Of course. But most of the time users are not paying the maintainers whereas with government employees you are paying them through your taxes.
Well, that's hardly any different to google. You have no control over the details of those taxes. If anything, the advantage you grant google is likely more direct and quite probably more costly if you're comparing apples to apples. It's just really hard to compare those.

Don't forget, google gains quite a lot from giving away software like this, and some of their gain (in the form of control) may well be a cost to others - and it's not a zero sum game, so it's anyones guess whether it's a net positive or negative (even though that seems unlikely).

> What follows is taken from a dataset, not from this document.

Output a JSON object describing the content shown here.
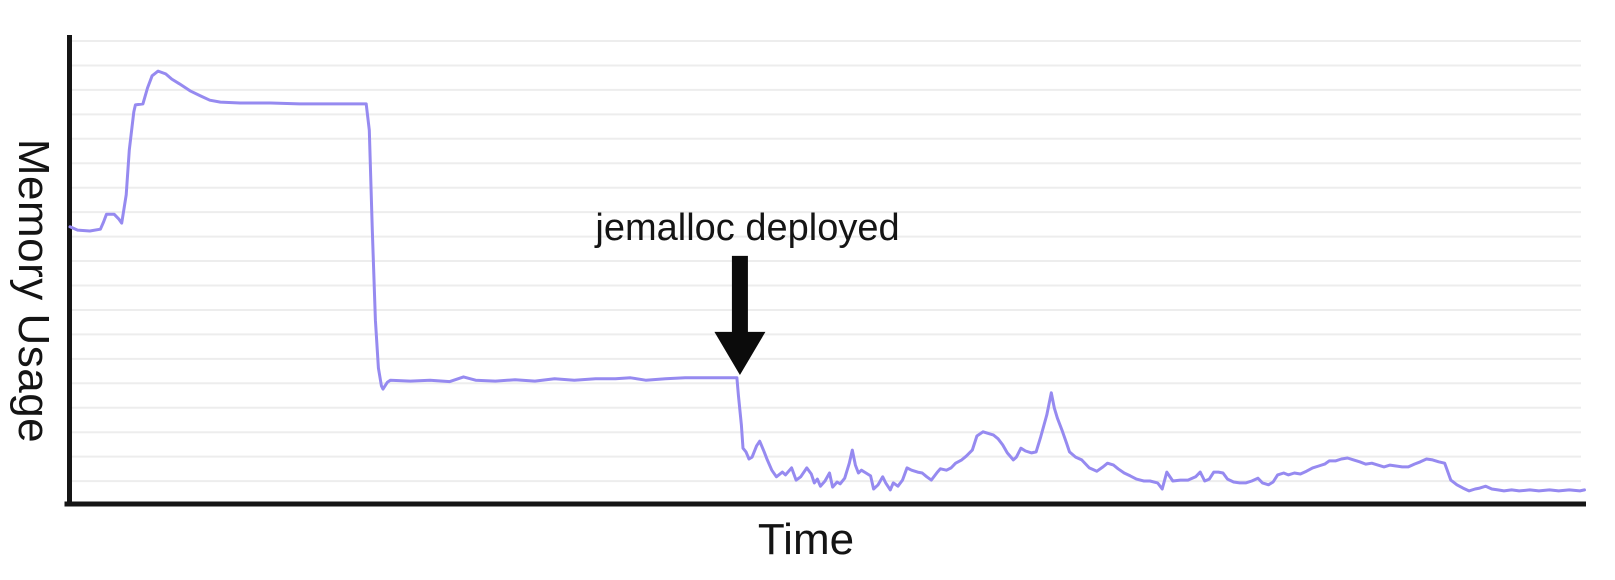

Similarly, you talk of the paying taxes as if this were some net-negative cost. There too this isn't a zero sum game - just because you distribute the costs but don't account for the benefits doesn't mean it's not net beneficial to you. The government is even larger than google (and indeed intertwined the the semi-fiction of currency), so "paying them" doesn't really mean the costs are much more direct than they are with granting google influence of the JS ecosystem.

Even if through voting you could choose the cease to "pay" for the government employees, the consequences might well be far-reaching and impact the currency system (hence "pay" in quotes), so from one point of view you can't with any reliability choose not to pay, rather, you can choose not to account for costs accrued by a large civilization. But it's highly questionable whether you can actually avoid those costs and remain a large civilization.

I don't know. If you use Google products and see ads, you're indirectly paying for the development of Angular.

Not everyone who uses government services directly pays for them either (they might not have income or it might be less than the required minimum for federal/national tax, for example).